Comme on l'a déjà vu, les hommes ne sont pas seuls à commettre des actes de bravoure. Il arrive parfois que de très jeunes filles montrent autant de courage que de preux chevaliers. Et quand, comme du côté de Vence, la nature s'en mêle, rien ne semble pouvoir les arrêter...

Souvent, même au coeur de l'hiver, les collines qui entourent Vence sont couvertes de genêts dont le manteau d'or, ondulant sous le vent, enveloppe à perte de vue les sommets et les vallons.
Autrefois s'élevait en ces lieux le château du comte Frédéric Geoffroy.
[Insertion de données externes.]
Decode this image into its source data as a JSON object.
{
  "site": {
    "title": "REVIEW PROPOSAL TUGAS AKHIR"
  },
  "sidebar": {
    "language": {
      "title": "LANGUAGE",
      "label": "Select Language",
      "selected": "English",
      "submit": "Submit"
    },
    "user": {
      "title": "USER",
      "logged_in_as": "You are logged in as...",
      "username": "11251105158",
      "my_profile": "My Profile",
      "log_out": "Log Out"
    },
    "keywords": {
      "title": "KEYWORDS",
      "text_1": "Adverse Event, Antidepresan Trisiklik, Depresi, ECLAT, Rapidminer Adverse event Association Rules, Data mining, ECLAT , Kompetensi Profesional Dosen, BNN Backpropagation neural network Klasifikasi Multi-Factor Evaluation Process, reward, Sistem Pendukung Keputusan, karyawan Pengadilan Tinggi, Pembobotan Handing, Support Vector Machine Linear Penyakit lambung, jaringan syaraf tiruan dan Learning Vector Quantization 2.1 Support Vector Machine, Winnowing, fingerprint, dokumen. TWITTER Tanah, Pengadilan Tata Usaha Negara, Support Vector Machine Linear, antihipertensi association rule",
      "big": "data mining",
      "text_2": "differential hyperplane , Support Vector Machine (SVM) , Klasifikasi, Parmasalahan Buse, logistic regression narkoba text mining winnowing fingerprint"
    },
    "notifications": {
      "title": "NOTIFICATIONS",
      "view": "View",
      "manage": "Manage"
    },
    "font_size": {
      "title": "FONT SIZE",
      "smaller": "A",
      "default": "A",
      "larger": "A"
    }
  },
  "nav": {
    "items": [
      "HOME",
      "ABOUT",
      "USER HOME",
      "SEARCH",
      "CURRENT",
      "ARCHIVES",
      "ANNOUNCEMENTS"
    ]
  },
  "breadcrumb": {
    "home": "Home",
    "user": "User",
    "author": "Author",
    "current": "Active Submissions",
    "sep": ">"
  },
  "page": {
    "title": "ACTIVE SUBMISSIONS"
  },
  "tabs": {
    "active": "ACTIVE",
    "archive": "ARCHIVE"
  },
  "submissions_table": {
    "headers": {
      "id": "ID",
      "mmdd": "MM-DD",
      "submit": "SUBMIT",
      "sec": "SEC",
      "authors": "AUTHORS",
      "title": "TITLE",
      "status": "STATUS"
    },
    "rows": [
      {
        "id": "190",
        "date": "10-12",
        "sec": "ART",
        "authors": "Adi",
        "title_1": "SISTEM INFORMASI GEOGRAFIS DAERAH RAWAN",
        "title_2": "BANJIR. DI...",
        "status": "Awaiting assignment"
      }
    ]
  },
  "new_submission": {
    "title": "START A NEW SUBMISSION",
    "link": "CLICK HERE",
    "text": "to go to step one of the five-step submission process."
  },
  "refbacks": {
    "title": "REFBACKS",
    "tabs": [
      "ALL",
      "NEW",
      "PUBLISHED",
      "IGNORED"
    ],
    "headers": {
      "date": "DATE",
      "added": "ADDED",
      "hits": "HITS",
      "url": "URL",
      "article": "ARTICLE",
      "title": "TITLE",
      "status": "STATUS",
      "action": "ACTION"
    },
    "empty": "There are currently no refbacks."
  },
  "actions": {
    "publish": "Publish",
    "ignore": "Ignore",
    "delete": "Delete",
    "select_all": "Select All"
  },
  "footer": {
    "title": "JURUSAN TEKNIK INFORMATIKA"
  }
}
Un 25 décembre, la comtesse mit au monde une petite fille aux cheveux aussi lumineux que les fleurs exhalant sur les pentes leur parfum entêtant. On appela l'enfant Noëlle...
La nuit même, la citadelle fut attaquée par une armée de Barbaresques qui franchit les remparts, décima les gardes, pilla les maisons et pénétra dans la forteresse.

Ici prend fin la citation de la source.